Le Souëf Peter N, Adachi Yuichi, Anastasiou Eleni, Ansotegui Ignacio J, Badellino Héctor A, Banzon Tina, Beltrán Cesar Pozo, D'Amato Gennaro, El-Sayed Zeinab A, Gómez Rene Maximiliano, Hossny Elham, Kalayci Ömer, Morais-Almeida Mário, Nieto-Garcia Antonio, Peden David B, Phipatanakul Wanda, Wang Jiu-Yao, Wan I-Jen, Wong Gary, Xepapadaki Paraskevi, Papadopoulos Nikolaos G
School of Medicine, University of Western Australia and Telethon Kids Institute, Perth, Australia.
Pediatric Allergy Center, Toyama Red Cross Hospital, Toyama, Japan.
World Allergy Organ J. 2024 Nov 8;17(11):100988. doi: 10.1016/j.waojou.2024.100988. eCollection 2024 Nov.
The twenty-first century has seen a fundamental shift in disease epidemiology with anthropogenic environmental change emerging as the likely dominant factor affecting the distribution and severity of current and future human disease. This is especially true of allergic diseases and asthma with their intimate relationship with the natural environment. Climate change-related variables including increased ambient temperature, heat waves, extreme weather events, air pollution, and rainfall distribution, all can affect asthma in children, but each of these variables also affects asthma via alterations in pollen production and release, outdoor allergen exposure or the microbiome. Air pollution, with its many and varied respiratory consequences, is likely to have the greatest effect, as it has increased globally due to rapid increases in fossil fuel combustion, global population, crowding, and megacities, as well as forest burning and trees succumbing to an increasingly hostile environment. Human activities have also caused substantial deterioration of the global microbiome with reductions in biodiversity for molds, bacteria, and viruses. Reduced microbiome diversity has, in turn, been associated with increases in Th2 allergic responses and allergic disease. The collective effect of these changes has already shifted allergy and asthma disease patterns. Given that changes in climate have been relatively small to date, the unavoidable, much greater shifts in climate in the future are concerning. Determining the relative scale of the direct versus indirect effects of climate change variables is needed if effective avoidance and adaptive measures are to be implemented. This would also require much more basic, epidemiological, and clinical research to understand the causal mechanisms, the most relevant climate factors involved, the regions most affected and, most importantly, effective and actionable adaptation measures. We suggest that allergy and respiratory health workers should follow current guidance to reduce present risks related to climate change and watch for new recommendations to reduce future risks. Since the respiratory system is the one most affected by climate change, they also need to call for more research in this area and show strong leadership in advocating for urgent action to protect children by reducing or reversing factors that have led to our deteriorating climate.

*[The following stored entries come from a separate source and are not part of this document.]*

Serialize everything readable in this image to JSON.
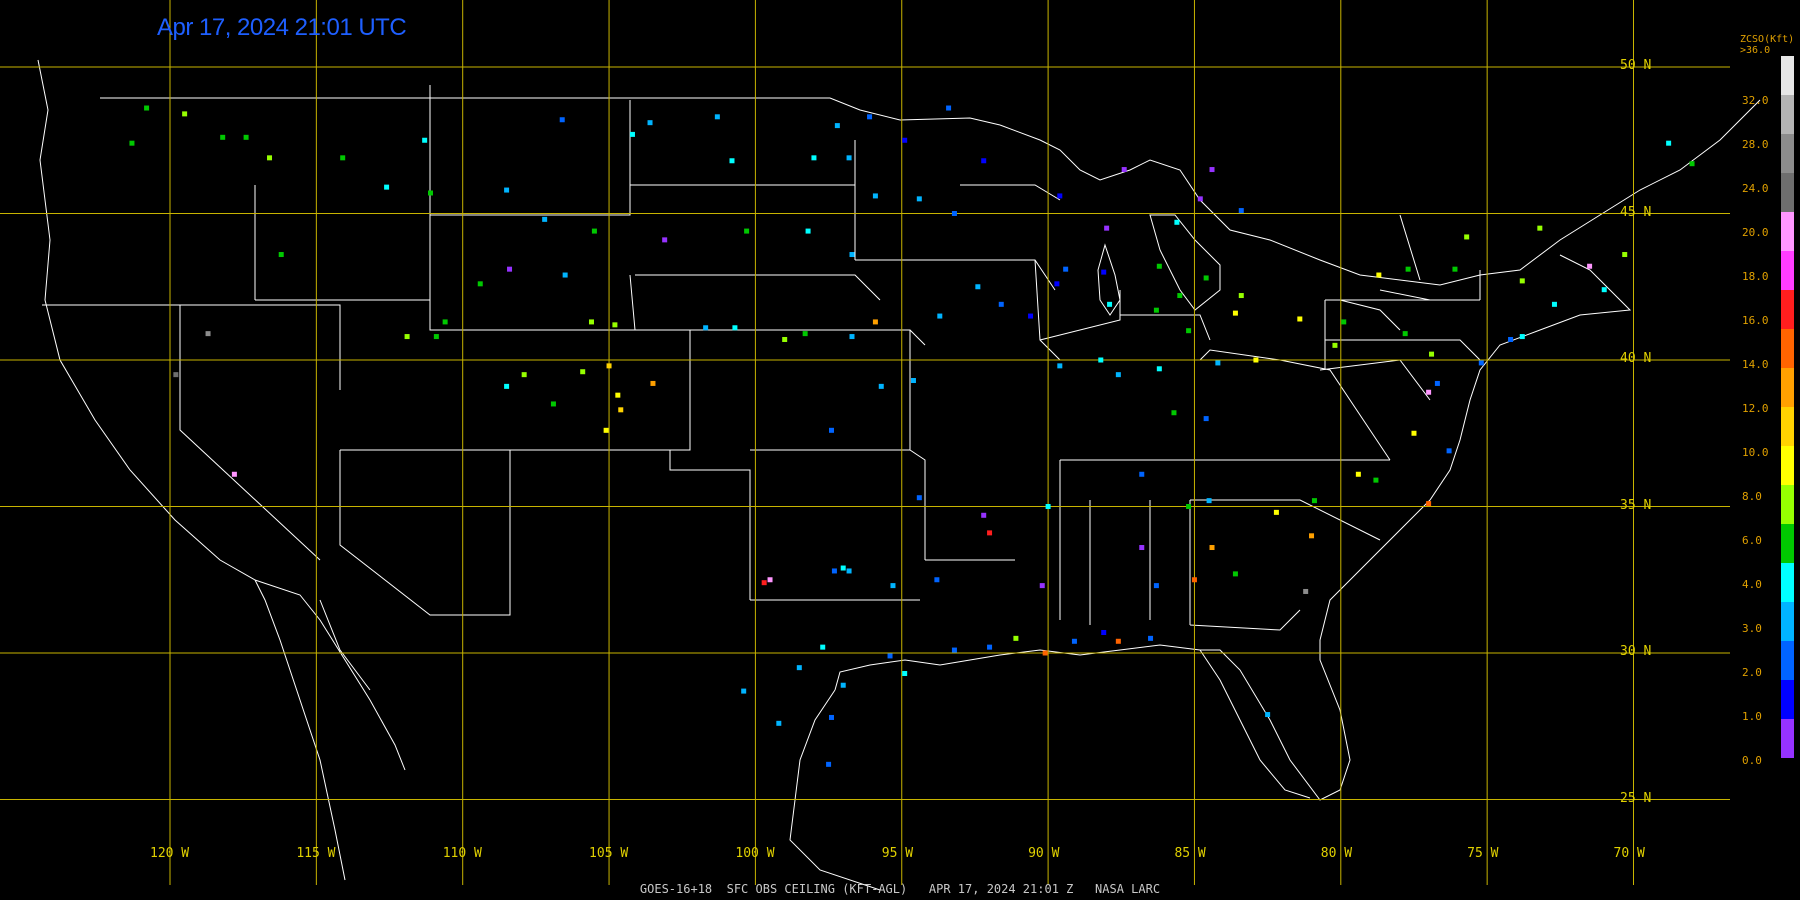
{
  "title": "Apr 17, 2024 21:01 UTC",
  "footer": "GOES-16+18  SFC OBS CEILING (KFT-AGL)   APR 17, 2024 21:01 Z   NASA LARC",
  "legend": {
    "title_line1": "ZCSO(Kft)",
    "title_line2": ">36.0",
    "labels": [
      "32.0",
      "28.0",
      "24.0",
      "20.0",
      "18.0",
      "16.0",
      "14.0",
      "12.0",
      "10.0",
      "8.0",
      "6.0",
      "4.0",
      "3.0",
      "2.0",
      "1.0",
      "0.0"
    ],
    "colors": [
      "#e6e6e6",
      "#b4b4b4",
      "#8c8c8c",
      "#6e6e6e",
      "#ff96ff",
      "#ff3cff",
      "#ff1e1e",
      "#ff6400",
      "#ffa000",
      "#ffd200",
      "#ffff00",
      "#96ff00",
      "#00c800",
      "#00ffff",
      "#00b4ff",
      "#0064ff",
      "#0000ff",
      "#9632ff"
    ]
  },
  "lat_labels": [
    "50 N",
    "45 N",
    "40 N",
    "35 N",
    "30 N",
    "25 N"
  ],
  "lon_labels": [
    "120 W",
    "115 W",
    "110 W",
    "105 W",
    "100 W",
    "95 W",
    "90 W",
    "85 W",
    "80 W",
    "75 W",
    "70 W"
  ],
  "stations": [
    {
      "lon": -120.8,
      "lat": 48.6,
      "c": "#00c800"
    },
    {
      "lon": -119.5,
      "lat": 48.4,
      "c": "#96ff00"
    },
    {
      "lon": -121.3,
      "lat": 47.4,
      "c": "#00c800"
    },
    {
      "lon": -118.2,
      "lat": 47.6,
      "c": "#00c800"
    },
    {
      "lon": -117.4,
      "lat": 47.6,
      "c": "#00c800"
    },
    {
      "lon": -116.6,
      "lat": 46.9,
      "c": "#96ff00"
    },
    {
      "lon": -116.2,
      "lat": 43.6,
      "c": "#00c800"
    },
    {
      "lon": -114.1,
      "lat": 46.9,
      "c": "#00c800"
    },
    {
      "lon": -112.6,
      "lat": 45.9,
      "c": "#00ffff"
    },
    {
      "lon": -111.1,
      "lat": 45.7,
      "c": "#00c800"
    },
    {
      "lon": -111.3,
      "lat": 47.5,
      "c": "#00ffff"
    },
    {
      "lon": -108.5,
      "lat": 45.8,
      "c": "#00b4ff"
    },
    {
      "lon": -106.6,
      "lat": 48.2,
      "c": "#0064ff"
    },
    {
      "lon": -104.2,
      "lat": 47.7,
      "c": "#00ffff"
    },
    {
      "lon": -103.6,
      "lat": 48.1,
      "c": "#00b4ff"
    },
    {
      "lon": -101.3,
      "lat": 48.3,
      "c": "#00b4ff"
    },
    {
      "lon": -100.8,
      "lat": 46.8,
      "c": "#00ffff"
    },
    {
      "lon": -98.0,
      "lat": 46.9,
      "c": "#00ffff"
    },
    {
      "lon": -96.8,
      "lat": 46.9,
      "c": "#00b4ff"
    },
    {
      "lon": -97.2,
      "lat": 48.0,
      "c": "#00b4ff"
    },
    {
      "lon": -96.1,
      "lat": 48.3,
      "c": "#0064ff"
    },
    {
      "lon": -94.9,
      "lat": 47.5,
      "c": "#0000ff"
    },
    {
      "lon": -93.4,
      "lat": 48.6,
      "c": "#0064ff"
    },
    {
      "lon": -92.2,
      "lat": 46.8,
      "c": "#0000ff"
    },
    {
      "lon": -93.2,
      "lat": 45.0,
      "c": "#0064ff"
    },
    {
      "lon": -94.4,
      "lat": 45.5,
      "c": "#00b4ff"
    },
    {
      "lon": -95.9,
      "lat": 45.6,
      "c": "#00b4ff"
    },
    {
      "lon": -96.7,
      "lat": 43.6,
      "c": "#00b4ff"
    },
    {
      "lon": -98.2,
      "lat": 44.4,
      "c": "#00ffff"
    },
    {
      "lon": -100.3,
      "lat": 44.4,
      "c": "#00c800"
    },
    {
      "lon": -103.1,
      "lat": 44.1,
      "c": "#9632ff"
    },
    {
      "lon": -104.8,
      "lat": 41.2,
      "c": "#96ff00"
    },
    {
      "lon": -105.6,
      "lat": 41.3,
      "c": "#96ff00"
    },
    {
      "lon": -106.5,
      "lat": 42.9,
      "c": "#00b4ff"
    },
    {
      "lon": -108.4,
      "lat": 43.1,
      "c": "#9632ff"
    },
    {
      "lon": -109.4,
      "lat": 42.6,
      "c": "#00c800"
    },
    {
      "lon": -107.2,
      "lat": 44.8,
      "c": "#00b4ff"
    },
    {
      "lon": -105.5,
      "lat": 44.4,
      "c": "#00c800"
    },
    {
      "lon": -105.0,
      "lat": 39.8,
      "c": "#ffd200"
    },
    {
      "lon": -104.7,
      "lat": 38.8,
      "c": "#ffff00"
    },
    {
      "lon": -104.6,
      "lat": 38.3,
      "c": "#ffd200"
    },
    {
      "lon": -103.5,
      "lat": 39.2,
      "c": "#ffa000"
    },
    {
      "lon": -105.9,
      "lat": 39.6,
      "c": "#96ff00"
    },
    {
      "lon": -107.9,
      "lat": 39.5,
      "c": "#96ff00"
    },
    {
      "lon": -108.5,
      "lat": 39.1,
      "c": "#00ffff"
    },
    {
      "lon": -106.9,
      "lat": 38.5,
      "c": "#00c800"
    },
    {
      "lon": -105.1,
      "lat": 37.6,
      "c": "#ffff00"
    },
    {
      "lon": -110.9,
      "lat": 40.8,
      "c": "#00c800"
    },
    {
      "lon": -111.9,
      "lat": 40.8,
      "c": "#96ff00"
    },
    {
      "lon": -110.6,
      "lat": 41.3,
      "c": "#00c800"
    },
    {
      "lon": -119.8,
      "lat": 39.5,
      "c": "#6e6e6e"
    },
    {
      "lon": -117.8,
      "lat": 36.1,
      "c": "#ff96ff"
    },
    {
      "lon": -118.7,
      "lat": 40.9,
      "c": "#8c8c8c"
    },
    {
      "lon": -101.7,
      "lat": 41.1,
      "c": "#00b4ff"
    },
    {
      "lon": -100.7,
      "lat": 41.1,
      "c": "#00ffff"
    },
    {
      "lon": -99.0,
      "lat": 40.7,
      "c": "#96ff00"
    },
    {
      "lon": -98.3,
      "lat": 40.9,
      "c": "#00c800"
    },
    {
      "lon": -96.7,
      "lat": 40.8,
      "c": "#00b4ff"
    },
    {
      "lon": -95.9,
      "lat": 41.3,
      "c": "#ffa000"
    },
    {
      "lon": -95.7,
      "lat": 39.1,
      "c": "#00b4ff"
    },
    {
      "lon": -97.4,
      "lat": 37.6,
      "c": "#0064ff"
    },
    {
      "lon": -94.6,
      "lat": 39.3,
      "c": "#00b4ff"
    },
    {
      "lon": -93.7,
      "lat": 41.5,
      "c": "#00b4ff"
    },
    {
      "lon": -92.4,
      "lat": 42.5,
      "c": "#00b4ff"
    },
    {
      "lon": -91.6,
      "lat": 41.9,
      "c": "#0064ff"
    },
    {
      "lon": -90.6,
      "lat": 41.5,
      "c": "#0000ff"
    },
    {
      "lon": -89.7,
      "lat": 42.6,
      "c": "#0000ff"
    },
    {
      "lon": -89.4,
      "lat": 43.1,
      "c": "#0064ff"
    },
    {
      "lon": -88.1,
      "lat": 43.0,
      "c": "#0000ff"
    },
    {
      "lon": -87.9,
      "lat": 41.9,
      "c": "#00ffff"
    },
    {
      "lon": -88.2,
      "lat": 40.0,
      "c": "#00ffff"
    },
    {
      "lon": -89.6,
      "lat": 39.8,
      "c": "#00b4ff"
    },
    {
      "lon": -87.6,
      "lat": 39.5,
      "c": "#00b4ff"
    },
    {
      "lon": -86.2,
      "lat": 39.7,
      "c": "#00ffff"
    },
    {
      "lon": -85.2,
      "lat": 41.0,
      "c": "#00c800"
    },
    {
      "lon": -86.3,
      "lat": 41.7,
      "c": "#00c800"
    },
    {
      "lon": -85.5,
      "lat": 42.2,
      "c": "#00c800"
    },
    {
      "lon": -84.6,
      "lat": 42.8,
      "c": "#00c800"
    },
    {
      "lon": -83.4,
      "lat": 42.2,
      "c": "#96ff00"
    },
    {
      "lon": -83.6,
      "lat": 41.6,
      "c": "#ffff00"
    },
    {
      "lon": -84.2,
      "lat": 39.9,
      "c": "#00b4ff"
    },
    {
      "lon": -82.9,
      "lat": 40.0,
      "c": "#ffff00"
    },
    {
      "lon": -81.4,
      "lat": 41.4,
      "c": "#ffff00"
    },
    {
      "lon": -80.2,
      "lat": 40.5,
      "c": "#96ff00"
    },
    {
      "lon": -79.9,
      "lat": 41.3,
      "c": "#00c800"
    },
    {
      "lon": -77.8,
      "lat": 40.9,
      "c": "#00c800"
    },
    {
      "lon": -76.9,
      "lat": 40.2,
      "c": "#96ff00"
    },
    {
      "lon": -75.2,
      "lat": 39.9,
      "c": "#0064ff"
    },
    {
      "lon": -74.2,
      "lat": 40.7,
      "c": "#0064ff"
    },
    {
      "lon": -73.8,
      "lat": 40.8,
      "c": "#00ffff"
    },
    {
      "lon": -72.7,
      "lat": 41.9,
      "c": "#00ffff"
    },
    {
      "lon": -71.0,
      "lat": 42.4,
      "c": "#00ffff"
    },
    {
      "lon": -70.3,
      "lat": 43.6,
      "c": "#96ff00"
    },
    {
      "lon": -71.5,
      "lat": 43.2,
      "c": "#ff96ff"
    },
    {
      "lon": -73.2,
      "lat": 44.5,
      "c": "#96ff00"
    },
    {
      "lon": -75.7,
      "lat": 44.2,
      "c": "#96ff00"
    },
    {
      "lon": -76.1,
      "lat": 43.1,
      "c": "#00c800"
    },
    {
      "lon": -77.7,
      "lat": 43.1,
      "c": "#00c800"
    },
    {
      "lon": -78.7,
      "lat": 42.9,
      "c": "#ffff00"
    },
    {
      "lon": -73.8,
      "lat": 42.7,
      "c": "#96ff00"
    },
    {
      "lon": -68.0,
      "lat": 46.7,
      "c": "#00c800"
    },
    {
      "lon": -68.8,
      "lat": 47.4,
      "c": "#00ffff"
    },
    {
      "lon": -77.0,
      "lat": 38.9,
      "c": "#ff96ff"
    },
    {
      "lon": -76.7,
      "lat": 39.2,
      "c": "#0064ff"
    },
    {
      "lon": -77.5,
      "lat": 37.5,
      "c": "#ffff00"
    },
    {
      "lon": -76.3,
      "lat": 36.9,
      "c": "#0064ff"
    },
    {
      "lon": -78.8,
      "lat": 35.9,
      "c": "#00c800"
    },
    {
      "lon": -80.9,
      "lat": 35.2,
      "c": "#00c800"
    },
    {
      "lon": -77.0,
      "lat": 35.1,
      "c": "#ff6400"
    },
    {
      "lon": -79.4,
      "lat": 36.1,
      "c": "#ffff00"
    },
    {
      "lon": -81.0,
      "lat": 34.0,
      "c": "#ffa000"
    },
    {
      "lon": -82.2,
      "lat": 34.8,
      "c": "#ffff00"
    },
    {
      "lon": -84.4,
      "lat": 33.6,
      "c": "#ffa000"
    },
    {
      "lon": -83.6,
      "lat": 32.7,
      "c": "#00c800"
    },
    {
      "lon": -85.0,
      "lat": 32.5,
      "c": "#ff6400"
    },
    {
      "lon": -81.2,
      "lat": 32.1,
      "c": "#8c8c8c"
    },
    {
      "lon": -84.5,
      "lat": 35.2,
      "c": "#00b4ff"
    },
    {
      "lon": -86.8,
      "lat": 36.1,
      "c": "#0064ff"
    },
    {
      "lon": -85.7,
      "lat": 38.2,
      "c": "#00c800"
    },
    {
      "lon": -84.6,
      "lat": 38.0,
      "c": "#0064ff"
    },
    {
      "lon": -85.2,
      "lat": 35.0,
      "c": "#00c800"
    },
    {
      "lon": -86.8,
      "lat": 33.6,
      "c": "#9632ff"
    },
    {
      "lon": -86.3,
      "lat": 32.3,
      "c": "#0064ff"
    },
    {
      "lon": -88.1,
      "lat": 30.7,
      "c": "#0000ff"
    },
    {
      "lon": -89.1,
      "lat": 30.4,
      "c": "#0064ff"
    },
    {
      "lon": -90.1,
      "lat": 30.0,
      "c": "#ff6400"
    },
    {
      "lon": -90.2,
      "lat": 32.3,
      "c": "#9632ff"
    },
    {
      "lon": -91.1,
      "lat": 30.5,
      "c": "#96ff00"
    },
    {
      "lon": -92.0,
      "lat": 30.2,
      "c": "#0064ff"
    },
    {
      "lon": -93.2,
      "lat": 30.1,
      "c": "#0064ff"
    },
    {
      "lon": -90.0,
      "lat": 35.0,
      "c": "#00ffff"
    },
    {
      "lon": -92.2,
      "lat": 34.7,
      "c": "#9632ff"
    },
    {
      "lon": -92.0,
      "lat": 34.1,
      "c": "#ff1e1e"
    },
    {
      "lon": -94.4,
      "lat": 35.3,
      "c": "#0064ff"
    },
    {
      "lon": -93.8,
      "lat": 32.5,
      "c": "#0064ff"
    },
    {
      "lon": -95.4,
      "lat": 29.9,
      "c": "#0064ff"
    },
    {
      "lon": -94.9,
      "lat": 29.3,
      "c": "#00ffff"
    },
    {
      "lon": -97.0,
      "lat": 28.9,
      "c": "#00b4ff"
    },
    {
      "lon": -97.4,
      "lat": 27.8,
      "c": "#0064ff"
    },
    {
      "lon": -97.5,
      "lat": 26.2,
      "c": "#0064ff"
    },
    {
      "lon": -98.5,
      "lat": 29.5,
      "c": "#00b4ff"
    },
    {
      "lon": -97.7,
      "lat": 30.2,
      "c": "#00ffff"
    },
    {
      "lon": -97.0,
      "lat": 32.9,
      "c": "#00ffff"
    },
    {
      "lon": -96.8,
      "lat": 32.8,
      "c": "#00b4ff"
    },
    {
      "lon": -97.3,
      "lat": 32.8,
      "c": "#0064ff"
    },
    {
      "lon": -99.7,
      "lat": 32.4,
      "c": "#ff1e1e"
    },
    {
      "lon": -99.5,
      "lat": 32.5,
      "c": "#ff96ff"
    },
    {
      "lon": -95.3,
      "lat": 32.3,
      "c": "#00b4ff"
    },
    {
      "lon": -100.4,
      "lat": 28.7,
      "c": "#00b4ff"
    },
    {
      "lon": -99.2,
      "lat": 27.6,
      "c": "#00b4ff"
    },
    {
      "lon": -87.6,
      "lat": 30.4,
      "c": "#ff6400"
    },
    {
      "lon": -86.5,
      "lat": 30.5,
      "c": "#0064ff"
    },
    {
      "lon": -82.5,
      "lat": 27.9,
      "c": "#00b4ff"
    },
    {
      "lon": -88.0,
      "lat": 44.5,
      "c": "#9632ff"
    },
    {
      "lon": -89.6,
      "lat": 45.6,
      "c": "#0000ff"
    },
    {
      "lon": -87.4,
      "lat": 46.5,
      "c": "#9632ff"
    },
    {
      "lon": -84.4,
      "lat": 46.5,
      "c": "#9632ff"
    },
    {
      "lon": -85.6,
      "lat": 44.7,
      "c": "#00ffff"
    },
    {
      "lon": -84.8,
      "lat": 45.5,
      "c": "#9632ff"
    },
    {
      "lon": -83.4,
      "lat": 45.1,
      "c": "#0064ff"
    },
    {
      "lon": -86.2,
      "lat": 43.2,
      "c": "#00c800"
    }
  ]
}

21世纪,疾病流行病学发生了根本性转变,人为环境变化成为影响当前及未来人类疾病分布和严重程度的可能主导因素。对于与自然环境密切相关的过敏性疾病和哮喘而言,尤其如此。与气候变化相关的变量,包括环境温度升高、热浪、极端天气事件、空气污染和降雨分布,都会影响儿童哮喘,但这些变量也会通过改变花粉产生和释放、室外过敏原暴露或微生物群来影响哮喘。空气污染会带来诸多不同的呼吸道后果,可能影响最大,因为随着化石燃料燃烧、全球人口、拥挤程度和特大城市的迅速增加,以及森林燃烧和树木在日益恶劣的环境中死亡,全球空气污染有所加剧。人类活动还导致全球微生物群严重恶化,霉菌、细菌和病毒的生物多样性减少。微生物群多样性降低反过来又与Th2过敏反应和过敏性疾病增加有关。这些变化的综合影响已经改变了过敏和哮喘的疾病模式。鉴于迄今为止气候变化相对较小,未来不可避免的更大气候变化令人担忧。如果要实施有效的规避和适应措施,就需要确定气候变化变量直接和间接影响的相对规模。这还需要更多基础、流行病学和临床研究,以了解因果机制、涉及的最相关气候因素、受影响最严重的地区,以及最重要的是有效的可操作适应措施。我们建议,过敏和呼吸健康工作者应遵循当前指导意见,降低当前与气候变化相关的风险,并留意降低未来风险的新建议。由于呼吸系统是受气候变化影响最大的系统,他们还需要呼吁在这一领域开展更多研究,并在倡导采取紧急行动保护儿童方面发挥强有力的领导作用,减少或扭转导致气候恶化的因素。